One alternative name for the Laba is Huguangren. This is because they reportedly originated in Huguang County of Hunan Province, before migrating across Guizhou and settling in their present location. During the Qing Dynasty there were still 4,500 Laba in Hunan Province. The Laba were probably a garrison of Han Chinese soldiers who were sent to Guizhou to fight the Miao. After hostilities ceased, the soldiers stayed behind, married local women, and gradually developed a separate ethnicity until they forgot their roots as Han Chinese people.
The customs and celebrations of the Laba also reflect both Miao and Han influences. For many years the main cultural connection between the Laba and Miao was the fact that they prepared and ate the same kind of food, which is significant in China.
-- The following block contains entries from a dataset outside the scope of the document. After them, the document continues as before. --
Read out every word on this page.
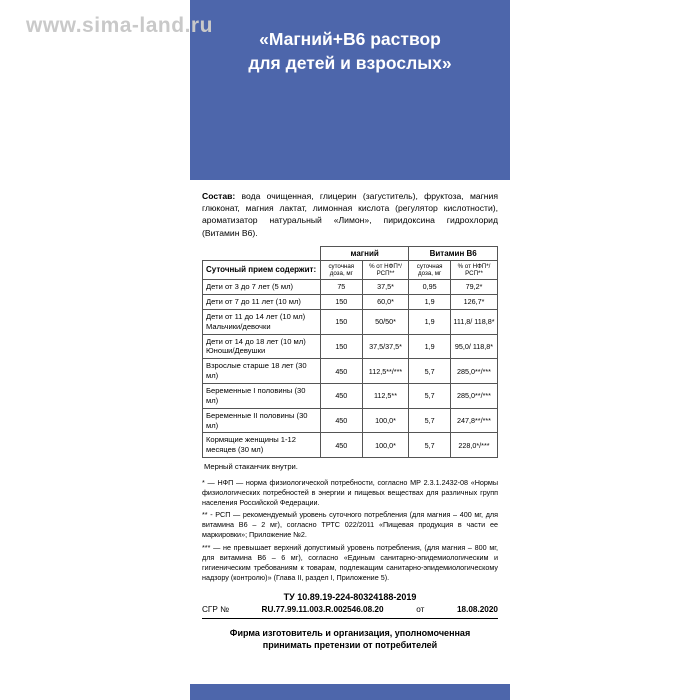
www.sima-land.ru
«Магний+В6 раствор
для детей и взрослых»
Состав: вода очищенная, глицерин (загуститель), фруктоза, магния глюконат, магния лактат, лимонная кислота (регулятор кислотности), ароматизатор натуральный «Лимон», пиридоксина гидрохлорид (Витамин В6).
	магний		Витамин В6	
Суточный прием содержит:	суточная доза, мг	% от НФП*/ РСП**	суточная доза, мг	% от НФП*/ РСП**
Дети от 3 до 7 лет (5 мл)	75	37,5*	0,95	79,2*
Дети от 7 до 11 лет (10 мл)	150	60,0*	1,9	126,7*
Дети от 11 до 14 лет (10 мл) Мальчики/девочки	150	50/50*	1,9	111,8/ 118,8*
Дети от 14 до 18 лет (10 мл) Юноши/Девушки	150	37,5/37,5*	1,9	95,0/ 118,8*
Взрослые старше 18 лет (30 мл)	450	112,5**/***	5,7	285,0**/***
Беременные I половины (30 мл)	450	112,5**	5,7	285,0**/***
Беременные II половины (30 мл)	450	100,0*	5,7	247,8**/***
Кормящие женщины 1-12 месяцев (30 мл)	450	100,0*	5,7	228,0*/***
Мерный стаканчик внутри.

* — НФП — норма физиологической потребности, согласно МР 2.3.1.2432-08 «Нормы физиологических потребностей в энергии и пищевых веществах для различных групп населения Российской Федерации.

** - РСП — рекомендуемый уровень суточного потребления (для магния – 400 мг, для витамина В6 – 2 мг), согласно ТРТС 022/2011 «Пищевая продукция в части ее маркировки»; Приложение №2.

*** — не превышает верхний допустимый уровень потребления, (для магния – 800 мг, для витамина В6 – 6 мг), согласно «Единым санитарно-эпидемиологическим и гигиеническим требованиям к товарам, подлежащим санитарно-эпидемиологическому надзору (контролю)» (Глава II, раздел I, Приложение 5).

ТУ 10.89.19-224-80324188-2019
СГР №	RU.77.99.11.003.R.002546.08.20	от	18.08.2020
Фирма изготовитель и организация, уполномоченная
принимать претензии от потребителей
Ancestor worship and animism are the primary religious systems practiced by the Laba. In the past, they sacrificed a cow to the spirits of the Laba's ancestors every three years. The Laba believed the meat was able to nourish the souls of their forefathers in the next life.
The gospel has never taken root among this group as it has among other peoples in the area. More than two-thirds of the Gha-Mu (Small Flowery Miao), for example, are Christians. The first Protestant missionary in the area was J. R. Adam, who commenced work near Anshun in 1899. In 1998 gospel recordings were produced in the Laba language.
Without the guidance of Christ, these people are like sheep without a shepherd. They need the good shepherd in their families and communities.
Pray for the Lord to intervene in their families, calling people to his side.
Pray for loving, Holy Spirit anointed workers.
Pray for their hearts to be drawn to the Lord of lords.
Pray for a church planting movement to thrive in their communities.